A liberdade de expressão no Brasil é só a liberdade de uns poucos grupos

O professor Venício Lima, um dos maiores estudiosos do direito à comunicação no Brasil, fala, entre outros temas, sobre o escândalo do “caso Murdoch”, na Inglaterra, e a necessidade de criação de um marco regulatório para a mídia nacional.


Por Douglas Pinheiro e Breno Barros. Gostaríamos de agradecer a professora Renata Rolim (UFPB) por ter viabilizado esta entrevista.


A Margem - O senhor poderia explicar rapidamente qual é a importância do direito à comunicação numa sociedade democrática e como ele se relaciona às liberdades de expressão e de imprensa?

Venício - Eu considero que a principal importância do direito à comunicação é recuperar o sujeito do direito, que é a pessoa, o cidadão. O que eu verifico que tem acontecido é que os conceitos de liberdade de expressão, direito à informação e liberdade de impressa, que estão abarcados na ideia de direito à comunicação, em geral são apropriados pelos controladores da grande mídia, da mídia tradicional, que reivindicam para si mesmos essas liberdades, esses direitos. Isso fica muito claro quando a gente vê a discussão sobre a liberdade de imprensa, que foi interpretada de forma completamente equivocada pelo Supremo Tribunal Federal no acórdão que julgou inconstitucional a Lei de Imprensa. O ministro Carlos Ayres Brito, relator da ação, estabeleceu, inclusive, uma hierarquia de direitos, dizendo que a liberdade de imprensa está acima da liberdade individual de expressão, o que me parece totalmente absurdo.
Eu acho que o conceito de direito à comunicação contempla a necessidade de que esse seja um direito que inclua o direito de ser informado, de informar-se e o direito à informação. Assim, recupera-se a centralidade da pessoa, do cidadão, como sujeito do direito, o que tem sido deslocado, sobretudo, para as empresas que controlam a grande mídia.

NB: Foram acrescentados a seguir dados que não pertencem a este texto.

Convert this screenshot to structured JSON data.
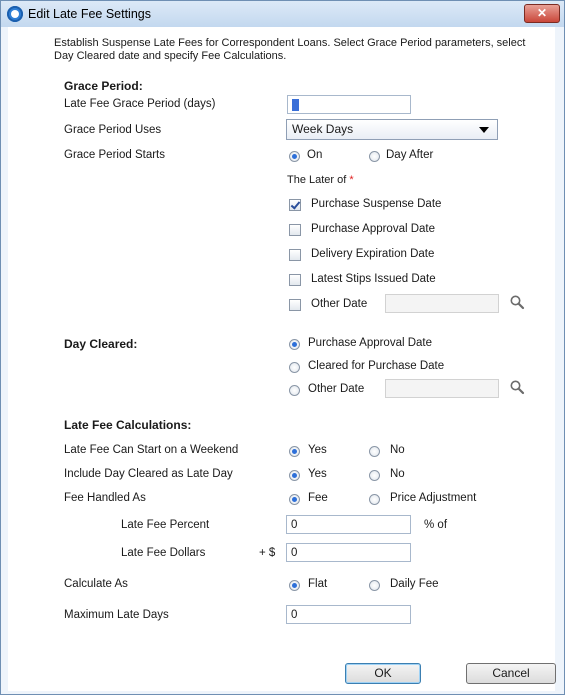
{
  "window": {
    "title": "Edit Late Fee Settings",
    "close_label": "✕"
  },
  "description": "Establish Suspense Late Fees for Correspondent Loans.  Select Grace Period parameters, select Day Cleared date and specify Fee Calculations.",
  "grace_period": {
    "section_label": "Grace Period:",
    "days_label": "Late Fee Grace Period (days)",
    "days_value": "0",
    "uses_label": "Grace Period Uses",
    "uses_value": "Week Days",
    "starts_label": "Grace Period Starts",
    "starts_on": "On",
    "starts_day_after": "Day After",
    "starts_selected": "On",
    "later_of_label": "The Later of",
    "required_mark": "*",
    "dates": [
      {
        "label": "Purchase Suspense Date",
        "checked": true
      },
      {
        "label": "Purchase Approval Date",
        "checked": false
      },
      {
        "label": "Delivery Expiration Date",
        "checked": false
      },
      {
        "label": "Latest Stips Issued Date",
        "checked": false
      },
      {
        "label": "Other Date",
        "checked": false
      }
    ],
    "other_date_value": ""
  },
  "day_cleared": {
    "section_label": "Day Cleared:",
    "options": [
      "Purchase Approval Date",
      "Cleared for Purchase Date",
      "Other Date"
    ],
    "selected": "Purchase Approval Date",
    "other_date_value": ""
  },
  "calculations": {
    "section_label": "Late Fee Calculations:",
    "weekend_label": "Late Fee Can Start on a Weekend",
    "weekend_yes": "Yes",
    "weekend_no": "No",
    "weekend_selected": "Yes",
    "include_label": "Include Day Cleared as Late Day",
    "include_yes": "Yes",
    "include_no": "No",
    "include_selected": "Yes",
    "handled_label": "Fee Handled As",
    "handled_fee": "Fee",
    "handled_price": "Price Adjustment",
    "handled_selected": "Fee",
    "percent_label": "Late Fee Percent",
    "percent_value": "0",
    "percent_of": "% of",
    "dollars_label": "Late Fee Dollars",
    "dollars_prefix": "+ $",
    "dollars_value": "0",
    "calc_as_label": "Calculate As",
    "calc_flat": "Flat",
    "calc_daily": "Daily Fee",
    "calc_selected": "Flat",
    "max_days_label": "Maximum Late Days",
    "max_days_value": "0"
  },
  "buttons": {
    "ok": "OK",
    "cancel": "Cancel"
  },
  "icons": {
    "window": "app-icon",
    "lookup": "magnifier-icon",
    "close": "close-icon"
  },
  "colors": {
    "accent": "#2d6fd9",
    "close_button": "#c9473a",
    "required": "#e02020"
  }
}
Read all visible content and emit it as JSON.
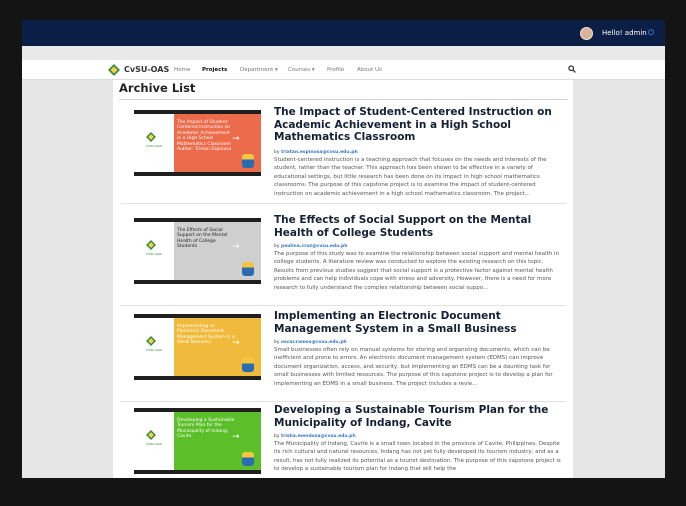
{
  "colors": {
    "topbar": "#0a1e46",
    "accent": "#3a75c4"
  },
  "topbar": {
    "greeting": "Hello! admin",
    "avatar_icon": "user-avatar",
    "power_icon": "power-icon"
  },
  "navbar": {
    "brand": "CvSU-OAS",
    "items": [
      "Home",
      "Projects",
      "Department ▾",
      "Courses ▾",
      "Profile",
      "About Us"
    ],
    "active": "Projects",
    "search_icon": "search-icon"
  },
  "page": {
    "title": "Archive List"
  },
  "archives": [
    {
      "title": "The Impact of Student-Centered Instruction on Academic Achievement in a High School Mathematics Classroom",
      "by_prefix": "by",
      "author_email": "trixtan.espinosa@cvsu.edu.ph",
      "description": "Student-centered instruction is a teaching approach that focuses on the needs and interests of the student, rather than the teacher. This approach has been shown to be effective in a variety of educational settings, but little research has been done on its impact in high school mathematics classrooms. The purpose of this capstone project is to examine the impact of student-centered instruction on academic achievement in a high school mathematics classroom. The project...",
      "thumb_text": "The Impact of Student-Centered Instruction on Academic Achievement in a High School Mathematics Classroom Author: Tristan Espinosa",
      "thumb_color": "#ec6b4a",
      "thumb_brand": "CVSU-OAS"
    },
    {
      "title": "The Effects of Social Support on the Mental Health of College Students",
      "by_prefix": "by",
      "author_email": "paulina.cruz@cvsu.edu.ph",
      "description": "The purpose of this study was to examine the relationship between social support and mental health in college students. A literature review was conducted to explore the existing research on this topic. Results from previous studies suggest that social support is a protective factor against mental health problems and can help individuals cope with stress and adversity. However, there is a need for more research to fully understand the complex relationship between social suppo...",
      "thumb_text": "The Effects of Social Support on the Mental Health of College Students",
      "thumb_color": "#cfcfcf",
      "thumb_brand": "CVSU-OAS"
    },
    {
      "title": "Implementing an Electronic Document Management System in a Small Business",
      "by_prefix": "by",
      "author_email": "oscar.ramos@cvsu.edu.ph",
      "description": "Small businesses often rely on manual systems for storing and organizing documents, which can be inefficient and prone to errors. An electronic document management system (EDMS) can improve document organization, access, and security, but implementing an EDMS can be a daunting task for small businesses with limited resources. The purpose of this capstone project is to develop a plan for implementing an EDMS in a small business. The project includes a revie...",
      "thumb_text": "Implementing an Electronic Document Management System in a Small Business",
      "thumb_color": "#f0bb3c",
      "thumb_brand": "CVSU-OAS"
    },
    {
      "title": "Developing a Sustainable Tourism Plan for the Municipality of Indang, Cavite",
      "by_prefix": "by",
      "author_email": "trisha.mendoza@cvsu.edu.ph",
      "description": "The Municipality of Indang, Cavite is a small town located in the province of Cavite, Philippines. Despite its rich cultural and natural resources, Indang has not yet fully developed its tourism industry, and as a result, has not fully realized its potential as a tourist destination. The purpose of this capstone project is to develop a sustainable tourism plan for Indang that will help the",
      "thumb_text": "Developing a Sustainable Tourism Plan for the Municipality of Indang, Cavite",
      "thumb_color": "#5cbf2a",
      "thumb_brand": "CVSU-OAS"
    }
  ]
}
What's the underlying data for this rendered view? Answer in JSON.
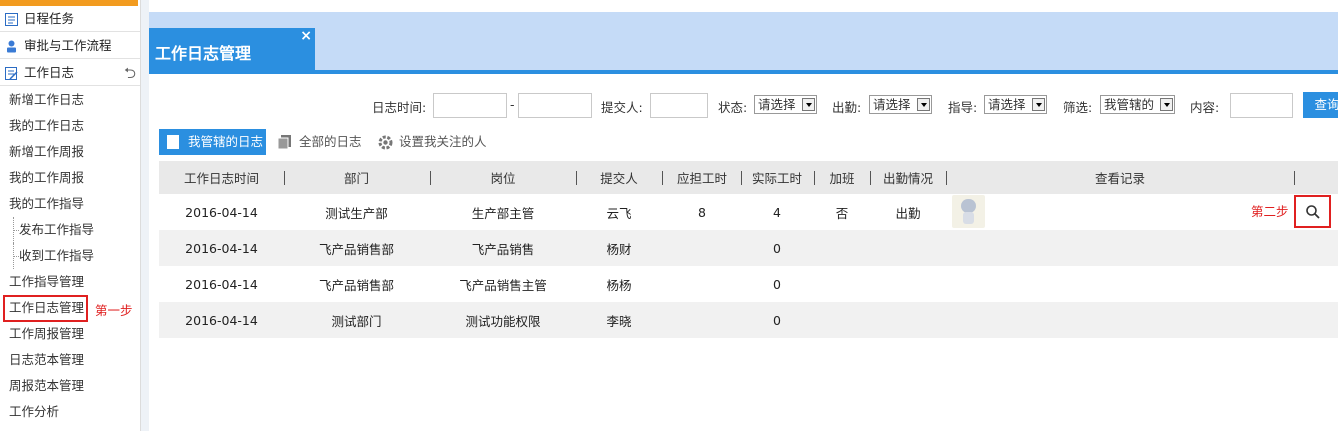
{
  "sidebar": {
    "sections": [
      {
        "label": "日程任务"
      },
      {
        "label": "审批与工作流程"
      },
      {
        "label": "工作日志"
      }
    ],
    "items": [
      {
        "label": "新增工作日志"
      },
      {
        "label": "我的工作日志"
      },
      {
        "label": "新增工作周报"
      },
      {
        "label": "我的工作周报"
      },
      {
        "label": "我的工作指导"
      },
      {
        "label": "发布工作指导"
      },
      {
        "label": "收到工作指导"
      },
      {
        "label": "工作指导管理"
      },
      {
        "label": "工作日志管理"
      },
      {
        "label": "工作周报管理"
      },
      {
        "label": "日志范本管理"
      },
      {
        "label": "周报范本管理"
      },
      {
        "label": "工作分析"
      }
    ],
    "step1": "第一步"
  },
  "header": {
    "tab_title": "工作日志管理",
    "close": "×"
  },
  "filters": {
    "date_label": "日志时间:",
    "date_sep": "-",
    "submitter_label": "提交人:",
    "status_label": "状态:",
    "status_value": "请选择",
    "attendance_label": "出勤:",
    "attendance_value": "请选择",
    "guide_label": "指导:",
    "guide_value": "请选择",
    "filter_label": "筛选:",
    "filter_value": "我管辖的",
    "content_label": "内容:",
    "query_button": "查询"
  },
  "subtabs": {
    "my": "我管辖的日志",
    "all": "全部的日志",
    "follow": "设置我关注的人"
  },
  "table": {
    "headers": [
      "工作日志时间",
      "部门",
      "岗位",
      "提交人",
      "应担工时",
      "实际工时",
      "加班",
      "出勤情况",
      "查看记录"
    ],
    "rows": [
      [
        "2016-04-14",
        "测试生产部",
        "生产部主管",
        "云飞",
        "8",
        "4",
        "否",
        "出勤"
      ],
      [
        "2016-04-14",
        "飞产品销售部",
        "飞产品销售",
        "杨财",
        "",
        "0",
        "",
        ""
      ],
      [
        "2016-04-14",
        "飞产品销售部",
        "飞产品销售主管",
        "杨杨",
        "",
        "0",
        "",
        ""
      ],
      [
        "2016-04-14",
        "测试部门",
        "测试功能权限",
        "李晓",
        "",
        "0",
        "",
        ""
      ]
    ],
    "step2": "第二步"
  },
  "colors": {
    "accent": "#2b8fe0",
    "header_bg": "#c5dbf7",
    "highlight": "#e02020"
  }
}
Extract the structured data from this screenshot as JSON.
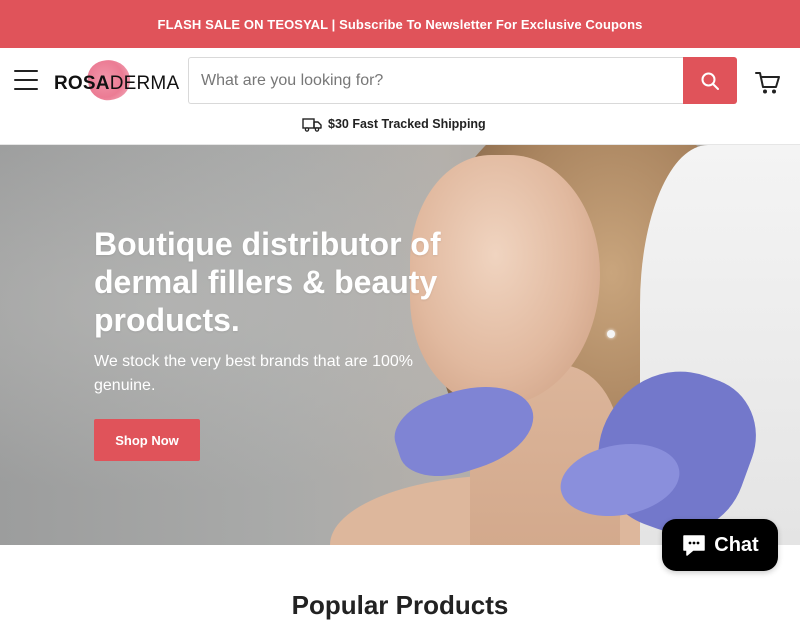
{
  "promo": {
    "text": "FLASH SALE ON TEOSYAL | Subscribe To Newsletter For Exclusive Coupons"
  },
  "header": {
    "logo": {
      "part1": "ROSA",
      "part2": "DERMA"
    },
    "search": {
      "placeholder": "What are you looking for?",
      "value": ""
    },
    "shipping_text": "$30 Fast Tracked Shipping"
  },
  "hero": {
    "title": "Boutique distributor of dermal fillers & beauty products.",
    "subtitle": "We stock the very best brands that are 100% genuine.",
    "button": "Shop Now"
  },
  "section": {
    "heading": "Popular Products"
  },
  "chat": {
    "label": "Chat"
  },
  "colors": {
    "accent": "#e0535a",
    "header_bg": "#ffffff",
    "chat_bg": "#000000"
  },
  "icons": [
    "menu-icon",
    "search-icon",
    "cart-icon",
    "truck-icon",
    "chat-icon"
  ]
}
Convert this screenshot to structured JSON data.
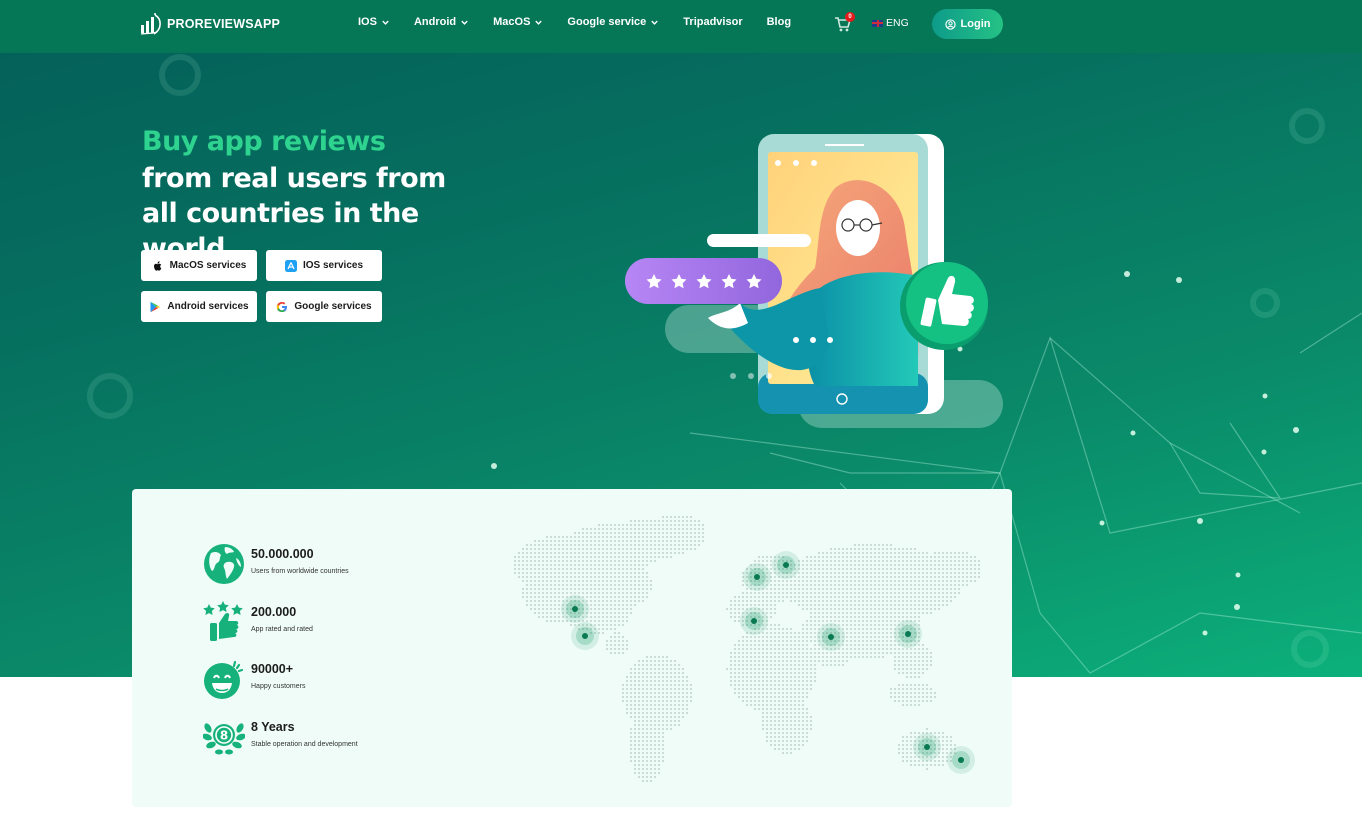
{
  "header": {
    "logo_text": "PROREVIEWSAPP",
    "nav": [
      {
        "label": "IOS",
        "has_dropdown": true
      },
      {
        "label": "Android",
        "has_dropdown": true
      },
      {
        "label": "MacOS",
        "has_dropdown": true
      },
      {
        "label": "Google service",
        "has_dropdown": true
      },
      {
        "label": "Tripadvisor",
        "has_dropdown": false
      },
      {
        "label": "Blog",
        "has_dropdown": false
      }
    ],
    "cart_count": "0",
    "language": "ENG",
    "login_label": "Login"
  },
  "hero": {
    "title_highlight": "Buy app reviews",
    "title_rest": "from real users from all countries in the world",
    "services": [
      {
        "label": "MacOS services",
        "icon": "apple-icon"
      },
      {
        "label": "IOS services",
        "icon": "app-store-icon"
      },
      {
        "label": "Android services",
        "icon": "google-play-icon"
      },
      {
        "label": "Google services",
        "icon": "google-icon"
      }
    ],
    "illustration": {
      "rating_stars": 5
    }
  },
  "stats": [
    {
      "value": "50.000.000",
      "label": "Users from worldwide countries",
      "icon": "globe-icon"
    },
    {
      "value": "200.000",
      "label": "App rated and rated",
      "icon": "stars-thumbs-up-icon"
    },
    {
      "value": "90000+",
      "label": "Happy customers",
      "icon": "happy-face-icon"
    },
    {
      "value": "8 Years",
      "label": "Stable operation and development",
      "icon": "laurel-eight-icon"
    }
  ],
  "colors": {
    "header_bg": "#057756",
    "accent_green": "#2ed38f",
    "stats_bg": "#effcf8",
    "icon_green": "#17b27c",
    "badge_red": "#e51a1a",
    "map_marker": "#0a7a55"
  }
}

A Margem - Qual a opinião do senhor sobre a decisão do STF que dispensou a exigência de diploma para o exercício da profissão de jornalista? A liberdade de expressão ganhou com isso?

Venício - Eu sou contrário à exclusividade do exercício da profissão de jornalista por aqueles que têm o diploma. Isso não significa que eu seja contrário ou que compreenda o exercício constitucional do jornalismo como um exercício que não precise de formação universitária: as exigências do campo da comunicação cada vez mais demandam um profissional bem preparado. Eu acho, inclusive, que a graduação é insuficiente. Na Inglaterra, por exemplo, é comum que profissionais que trabalham em jornalismo econômico façam ou tenham um mestrado nessa área, mas não necessariamente a graduação em jornalismo. Outra coisa é que, ao contrário da decisão do Supremo Tribunal Federal, e do próprio voto do relator – o ministro Gilmar Mendes –, que foi acompanhado pela maioria, a exigência de diploma para o exercício da profissão não traz qualquer drama para a liberdade de expressão, até porque quem não é jornalista profissional tem formas variadas de acesso à grande mídia.
O que eu acho que prejudica a liberdade de expressão é exatamente essa contradição brasileira, que eu mencionei antes, dos pólos da grande mídia, dos controladores da grande mídia – seja ela impressa ou de radiodifusão – que impedem a voz da grande maioria dos brasileiros. Esse sim é o problema da liberdade de expressão: a liberdade de expressão, no Brasil, é só a liberdade de uns poucos grupos. Mas acho também que as novas tecnologias de comunicação estão tornando essa discussão um pouco obsoleta, porque há, hoje, formas tecnológicas de acesso, por exemplo, a blogs e sites de informação que não necessariamente são administrados por jornalistas. É claro que surge o problema da credibilidade, mas acho que estamos vivendo um momento de transformação tão profundo nesse campo, e em uma velocidade tão grande, que me parece um equívoco, inclusive da luta sindical, centrar as discussões exclusivamente na questão do diploma.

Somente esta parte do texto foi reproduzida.